« Un coup de barre »

Par Melody HansenLex Kleren Changer en allemand pour l'article original

L'une des conséquences connues du coronavirus jusqu'à présent est l'épuisement, qui peut durer des mois après l'infection. Ce que l'on ressent.

De plus en plus de personnes se plaignent d’un épuisement qui dure des mois après une infection par le coronavirus. Une médecin observe les plaintes, surtout chez ses jeunes patient·es, dont l’évolution de la maladie était légère. Un jeune couple d’Esch nous raconte comment la fatigue domine leur vie quotidienne depuis septembre et pourquoi ils·elles sont néanmoins confiant·es que les choses vont bientôt reprendre.

Depuis que Carole Betz et son mari Tom Weber ont contracté Corona en septembre, ils·elles sont incroyablement épuisé·es. « Ce n’est pas une fatigue qui disparaît après huit heures de sommeil. Quand je me réveille, je suis aussi crevé qu’avant d’aller me coucher », dit Tom Weber, 36 ans. Il connaît ce sentiment depuis un certain temps. Depuis qu’il a subi un grave traumatisme crânien en 2017 après être tombé sur la tête et qu’il a été dans un coma artificiel pendant cinq jours, il vit avec ce que l’on appelle le syndrome de Fatigue chronique. Les symptômes s’étaient lentement améliorés au cours de l’année passée – jusqu’à ce qu’il a contracté le virus. « Cela s’est soudainement aggravé à nouveau. Les symptômes sont exactement les mêmes. »

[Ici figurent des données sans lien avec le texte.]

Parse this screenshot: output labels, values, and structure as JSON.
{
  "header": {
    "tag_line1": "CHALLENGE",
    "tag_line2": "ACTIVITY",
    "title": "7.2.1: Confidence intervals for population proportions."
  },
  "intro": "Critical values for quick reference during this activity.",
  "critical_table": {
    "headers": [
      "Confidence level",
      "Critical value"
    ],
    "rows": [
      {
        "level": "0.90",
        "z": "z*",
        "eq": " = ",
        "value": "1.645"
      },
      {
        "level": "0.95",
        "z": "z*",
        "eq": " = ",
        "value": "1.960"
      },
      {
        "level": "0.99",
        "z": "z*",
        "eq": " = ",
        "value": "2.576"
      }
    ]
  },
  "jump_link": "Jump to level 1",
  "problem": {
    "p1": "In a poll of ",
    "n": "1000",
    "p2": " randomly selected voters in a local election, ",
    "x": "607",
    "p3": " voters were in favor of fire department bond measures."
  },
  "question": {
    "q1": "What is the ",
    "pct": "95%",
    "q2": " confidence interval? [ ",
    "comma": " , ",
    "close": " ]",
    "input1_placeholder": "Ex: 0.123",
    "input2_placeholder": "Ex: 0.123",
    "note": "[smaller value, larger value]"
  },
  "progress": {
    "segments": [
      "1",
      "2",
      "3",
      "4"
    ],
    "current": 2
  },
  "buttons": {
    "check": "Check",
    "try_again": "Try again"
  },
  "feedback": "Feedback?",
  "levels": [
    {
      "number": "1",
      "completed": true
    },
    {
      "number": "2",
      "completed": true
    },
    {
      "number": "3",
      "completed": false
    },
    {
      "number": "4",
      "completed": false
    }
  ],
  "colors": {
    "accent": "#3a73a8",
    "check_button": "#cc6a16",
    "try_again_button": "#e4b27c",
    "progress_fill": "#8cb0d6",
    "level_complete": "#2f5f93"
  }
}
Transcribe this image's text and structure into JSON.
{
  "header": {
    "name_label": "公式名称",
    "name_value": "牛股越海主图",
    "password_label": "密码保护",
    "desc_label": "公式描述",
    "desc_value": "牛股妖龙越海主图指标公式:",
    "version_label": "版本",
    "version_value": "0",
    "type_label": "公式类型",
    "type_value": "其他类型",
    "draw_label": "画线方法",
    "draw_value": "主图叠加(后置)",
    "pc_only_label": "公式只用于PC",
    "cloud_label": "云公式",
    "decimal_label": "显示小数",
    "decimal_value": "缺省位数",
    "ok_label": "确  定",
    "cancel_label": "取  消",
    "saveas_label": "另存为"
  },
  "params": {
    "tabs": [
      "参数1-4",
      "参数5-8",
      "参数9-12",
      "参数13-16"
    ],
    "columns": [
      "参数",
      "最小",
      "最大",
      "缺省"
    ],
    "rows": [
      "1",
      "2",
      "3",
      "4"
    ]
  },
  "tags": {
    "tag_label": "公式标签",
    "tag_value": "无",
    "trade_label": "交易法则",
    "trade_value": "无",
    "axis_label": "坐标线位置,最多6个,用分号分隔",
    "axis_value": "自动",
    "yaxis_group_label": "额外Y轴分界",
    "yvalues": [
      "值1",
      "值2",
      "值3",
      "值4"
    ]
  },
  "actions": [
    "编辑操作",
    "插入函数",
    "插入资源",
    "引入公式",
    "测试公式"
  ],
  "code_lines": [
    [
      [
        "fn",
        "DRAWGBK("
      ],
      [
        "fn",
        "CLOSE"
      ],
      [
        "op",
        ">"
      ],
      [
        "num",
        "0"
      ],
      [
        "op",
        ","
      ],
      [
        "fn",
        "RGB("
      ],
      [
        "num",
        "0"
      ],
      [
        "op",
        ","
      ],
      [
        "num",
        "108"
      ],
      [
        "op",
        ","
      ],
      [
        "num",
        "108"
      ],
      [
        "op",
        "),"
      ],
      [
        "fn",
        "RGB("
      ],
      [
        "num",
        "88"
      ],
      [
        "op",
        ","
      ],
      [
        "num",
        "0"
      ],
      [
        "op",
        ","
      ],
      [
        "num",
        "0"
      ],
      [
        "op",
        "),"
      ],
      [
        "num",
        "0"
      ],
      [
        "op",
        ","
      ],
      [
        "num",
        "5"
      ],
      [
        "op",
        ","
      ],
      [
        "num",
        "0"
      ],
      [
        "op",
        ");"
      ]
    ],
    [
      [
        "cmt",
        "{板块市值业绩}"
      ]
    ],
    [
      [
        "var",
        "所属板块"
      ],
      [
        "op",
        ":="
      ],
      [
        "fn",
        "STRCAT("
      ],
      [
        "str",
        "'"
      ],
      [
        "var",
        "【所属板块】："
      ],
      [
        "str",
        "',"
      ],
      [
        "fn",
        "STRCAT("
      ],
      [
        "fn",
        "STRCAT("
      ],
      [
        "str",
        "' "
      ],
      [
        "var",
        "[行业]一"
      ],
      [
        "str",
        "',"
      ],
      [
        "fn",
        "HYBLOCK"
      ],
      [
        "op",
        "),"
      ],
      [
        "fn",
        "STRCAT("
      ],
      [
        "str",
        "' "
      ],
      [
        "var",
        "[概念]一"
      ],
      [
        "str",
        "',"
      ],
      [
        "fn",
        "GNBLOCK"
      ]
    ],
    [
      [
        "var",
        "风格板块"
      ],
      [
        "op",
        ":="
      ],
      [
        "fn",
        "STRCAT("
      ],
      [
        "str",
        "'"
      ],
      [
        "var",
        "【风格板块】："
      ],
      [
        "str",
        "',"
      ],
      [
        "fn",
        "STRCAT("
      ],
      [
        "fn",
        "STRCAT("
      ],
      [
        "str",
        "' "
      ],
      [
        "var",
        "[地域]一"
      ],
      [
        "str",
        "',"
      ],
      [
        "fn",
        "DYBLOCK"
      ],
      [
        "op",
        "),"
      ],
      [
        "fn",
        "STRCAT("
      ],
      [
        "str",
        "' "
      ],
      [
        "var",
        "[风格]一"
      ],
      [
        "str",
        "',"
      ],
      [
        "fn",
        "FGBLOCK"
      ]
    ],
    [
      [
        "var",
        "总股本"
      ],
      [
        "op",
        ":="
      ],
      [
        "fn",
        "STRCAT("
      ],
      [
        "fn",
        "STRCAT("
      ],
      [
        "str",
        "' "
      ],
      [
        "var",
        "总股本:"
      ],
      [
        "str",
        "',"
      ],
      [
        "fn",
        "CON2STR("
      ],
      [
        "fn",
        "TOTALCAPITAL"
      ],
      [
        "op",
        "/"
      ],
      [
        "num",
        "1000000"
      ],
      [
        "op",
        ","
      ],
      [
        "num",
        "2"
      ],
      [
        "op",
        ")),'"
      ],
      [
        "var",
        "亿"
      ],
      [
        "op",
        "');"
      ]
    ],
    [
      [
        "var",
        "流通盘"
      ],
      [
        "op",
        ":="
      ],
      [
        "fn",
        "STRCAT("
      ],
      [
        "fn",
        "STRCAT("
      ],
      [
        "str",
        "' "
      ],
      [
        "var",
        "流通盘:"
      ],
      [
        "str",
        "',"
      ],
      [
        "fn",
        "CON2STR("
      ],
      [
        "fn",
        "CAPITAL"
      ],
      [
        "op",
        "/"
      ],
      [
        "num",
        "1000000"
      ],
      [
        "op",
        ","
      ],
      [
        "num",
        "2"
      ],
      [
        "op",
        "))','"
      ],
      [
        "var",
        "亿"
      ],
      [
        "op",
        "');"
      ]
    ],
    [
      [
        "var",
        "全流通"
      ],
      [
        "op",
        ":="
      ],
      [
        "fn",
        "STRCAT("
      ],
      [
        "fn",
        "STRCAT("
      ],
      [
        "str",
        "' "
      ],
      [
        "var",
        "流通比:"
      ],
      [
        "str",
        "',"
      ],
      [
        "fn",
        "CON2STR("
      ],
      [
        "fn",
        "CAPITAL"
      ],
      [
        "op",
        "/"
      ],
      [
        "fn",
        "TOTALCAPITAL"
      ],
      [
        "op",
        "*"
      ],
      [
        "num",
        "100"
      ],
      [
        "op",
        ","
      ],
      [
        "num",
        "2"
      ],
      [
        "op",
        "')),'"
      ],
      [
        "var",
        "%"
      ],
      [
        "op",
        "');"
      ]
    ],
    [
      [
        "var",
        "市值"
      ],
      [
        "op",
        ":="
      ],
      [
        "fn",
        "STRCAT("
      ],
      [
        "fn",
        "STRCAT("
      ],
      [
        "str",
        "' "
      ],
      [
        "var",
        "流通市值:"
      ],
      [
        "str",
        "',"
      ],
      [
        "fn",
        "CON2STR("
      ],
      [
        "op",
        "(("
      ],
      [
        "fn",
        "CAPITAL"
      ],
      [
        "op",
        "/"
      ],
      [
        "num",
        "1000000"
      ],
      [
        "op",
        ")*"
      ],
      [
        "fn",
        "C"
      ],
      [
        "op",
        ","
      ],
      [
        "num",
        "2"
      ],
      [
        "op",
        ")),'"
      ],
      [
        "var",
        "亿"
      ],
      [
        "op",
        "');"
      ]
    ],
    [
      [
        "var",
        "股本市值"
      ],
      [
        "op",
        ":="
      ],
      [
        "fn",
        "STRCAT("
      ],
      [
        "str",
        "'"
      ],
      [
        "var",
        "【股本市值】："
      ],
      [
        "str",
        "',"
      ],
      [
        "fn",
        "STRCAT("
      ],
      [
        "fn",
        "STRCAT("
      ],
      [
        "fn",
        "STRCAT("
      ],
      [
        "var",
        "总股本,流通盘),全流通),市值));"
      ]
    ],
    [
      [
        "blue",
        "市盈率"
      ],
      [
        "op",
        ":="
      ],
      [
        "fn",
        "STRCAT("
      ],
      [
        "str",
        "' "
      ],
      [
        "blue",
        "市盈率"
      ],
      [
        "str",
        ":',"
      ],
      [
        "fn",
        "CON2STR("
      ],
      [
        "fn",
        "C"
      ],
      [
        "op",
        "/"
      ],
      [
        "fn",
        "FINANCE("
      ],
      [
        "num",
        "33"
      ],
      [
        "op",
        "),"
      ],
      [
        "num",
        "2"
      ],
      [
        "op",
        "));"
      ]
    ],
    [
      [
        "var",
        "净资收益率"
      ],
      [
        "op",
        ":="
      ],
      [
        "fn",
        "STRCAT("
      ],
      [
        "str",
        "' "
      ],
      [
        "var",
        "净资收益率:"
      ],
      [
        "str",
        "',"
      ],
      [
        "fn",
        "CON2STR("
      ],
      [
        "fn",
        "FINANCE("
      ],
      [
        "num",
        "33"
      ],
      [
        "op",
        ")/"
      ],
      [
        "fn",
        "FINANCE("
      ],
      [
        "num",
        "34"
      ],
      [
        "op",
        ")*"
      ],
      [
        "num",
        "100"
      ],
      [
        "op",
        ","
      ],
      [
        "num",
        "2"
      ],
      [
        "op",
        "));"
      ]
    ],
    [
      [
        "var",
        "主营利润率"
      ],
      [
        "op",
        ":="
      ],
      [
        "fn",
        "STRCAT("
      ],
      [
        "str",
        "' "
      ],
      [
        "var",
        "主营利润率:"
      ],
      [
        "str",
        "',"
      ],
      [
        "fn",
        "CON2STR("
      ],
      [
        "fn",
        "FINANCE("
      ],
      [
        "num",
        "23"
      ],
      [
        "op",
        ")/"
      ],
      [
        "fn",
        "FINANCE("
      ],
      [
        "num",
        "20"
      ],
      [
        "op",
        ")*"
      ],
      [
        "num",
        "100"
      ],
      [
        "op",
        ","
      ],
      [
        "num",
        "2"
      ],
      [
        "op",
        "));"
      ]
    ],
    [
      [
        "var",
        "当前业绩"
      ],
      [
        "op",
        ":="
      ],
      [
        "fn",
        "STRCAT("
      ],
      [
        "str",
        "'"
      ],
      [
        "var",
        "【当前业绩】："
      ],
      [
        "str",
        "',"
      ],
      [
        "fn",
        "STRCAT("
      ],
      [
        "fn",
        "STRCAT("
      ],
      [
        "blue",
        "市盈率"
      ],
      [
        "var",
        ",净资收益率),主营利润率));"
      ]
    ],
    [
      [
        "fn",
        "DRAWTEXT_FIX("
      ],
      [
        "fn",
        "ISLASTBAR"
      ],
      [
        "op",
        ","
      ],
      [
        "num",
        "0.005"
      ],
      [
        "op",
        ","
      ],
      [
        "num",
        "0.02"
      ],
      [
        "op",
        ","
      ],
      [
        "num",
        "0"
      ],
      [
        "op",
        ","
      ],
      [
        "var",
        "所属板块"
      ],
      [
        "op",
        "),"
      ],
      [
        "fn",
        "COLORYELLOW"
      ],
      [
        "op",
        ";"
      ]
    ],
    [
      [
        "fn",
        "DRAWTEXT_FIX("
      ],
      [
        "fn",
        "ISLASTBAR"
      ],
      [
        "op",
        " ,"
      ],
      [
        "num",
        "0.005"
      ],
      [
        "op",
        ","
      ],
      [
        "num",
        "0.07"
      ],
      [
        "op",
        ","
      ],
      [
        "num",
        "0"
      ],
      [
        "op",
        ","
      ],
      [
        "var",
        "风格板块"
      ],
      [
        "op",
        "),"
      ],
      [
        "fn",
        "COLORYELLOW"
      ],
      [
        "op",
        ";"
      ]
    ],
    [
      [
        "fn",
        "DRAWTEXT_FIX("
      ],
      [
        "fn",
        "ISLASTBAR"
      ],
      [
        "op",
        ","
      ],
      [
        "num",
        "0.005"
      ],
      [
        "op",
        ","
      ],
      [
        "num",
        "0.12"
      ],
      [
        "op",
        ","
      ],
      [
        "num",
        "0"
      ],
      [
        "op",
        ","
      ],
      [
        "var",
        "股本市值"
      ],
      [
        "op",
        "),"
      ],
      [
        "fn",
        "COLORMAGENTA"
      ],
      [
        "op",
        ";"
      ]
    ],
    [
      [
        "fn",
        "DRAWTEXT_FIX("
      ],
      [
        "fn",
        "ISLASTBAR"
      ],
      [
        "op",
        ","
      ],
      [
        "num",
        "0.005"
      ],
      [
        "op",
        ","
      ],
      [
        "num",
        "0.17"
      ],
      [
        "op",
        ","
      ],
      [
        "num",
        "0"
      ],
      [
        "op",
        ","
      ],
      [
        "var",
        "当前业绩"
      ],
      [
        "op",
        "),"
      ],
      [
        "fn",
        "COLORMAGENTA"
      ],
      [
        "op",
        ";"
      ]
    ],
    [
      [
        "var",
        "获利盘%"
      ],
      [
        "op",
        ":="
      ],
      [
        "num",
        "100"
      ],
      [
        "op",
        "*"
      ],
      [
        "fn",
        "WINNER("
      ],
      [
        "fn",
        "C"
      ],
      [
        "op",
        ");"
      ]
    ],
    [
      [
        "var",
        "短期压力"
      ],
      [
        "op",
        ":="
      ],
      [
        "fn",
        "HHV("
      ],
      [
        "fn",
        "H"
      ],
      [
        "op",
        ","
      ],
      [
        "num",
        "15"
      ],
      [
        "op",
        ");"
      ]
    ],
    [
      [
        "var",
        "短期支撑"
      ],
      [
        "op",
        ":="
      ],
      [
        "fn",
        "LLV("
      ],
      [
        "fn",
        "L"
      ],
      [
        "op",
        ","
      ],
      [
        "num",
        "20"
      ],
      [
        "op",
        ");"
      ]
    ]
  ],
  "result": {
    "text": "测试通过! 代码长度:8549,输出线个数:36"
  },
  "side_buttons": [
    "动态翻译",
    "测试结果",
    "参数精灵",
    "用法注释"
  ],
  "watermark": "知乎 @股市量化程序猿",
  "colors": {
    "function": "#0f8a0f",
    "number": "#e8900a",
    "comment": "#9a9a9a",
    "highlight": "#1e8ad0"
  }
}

Dr Serge Meyer, interniste, oncologue et chef de la cellule de crise du Centre Hospitalier Emile Mayrisch (CHEM) depuis mars, observe des symptômes de fatigue chez environ un tiers de ses patient·es atteint·es. « En soi, la fatigue après une infection, ce n’est rien de nouveau. Elle survient souvent après une infection virale. La plupart des gens la connaissent avec la mononucléose, la maladie du baiser. Cependant, nous l’observons également chez les patients atteints du VIH et de l’hépatite C », a déclaré Meyer, qui, en plus de traiter les personnes atteintes de cancer, a également de nombreuses années d’expérience dans le traitement des patient·es atteint·es du VIH.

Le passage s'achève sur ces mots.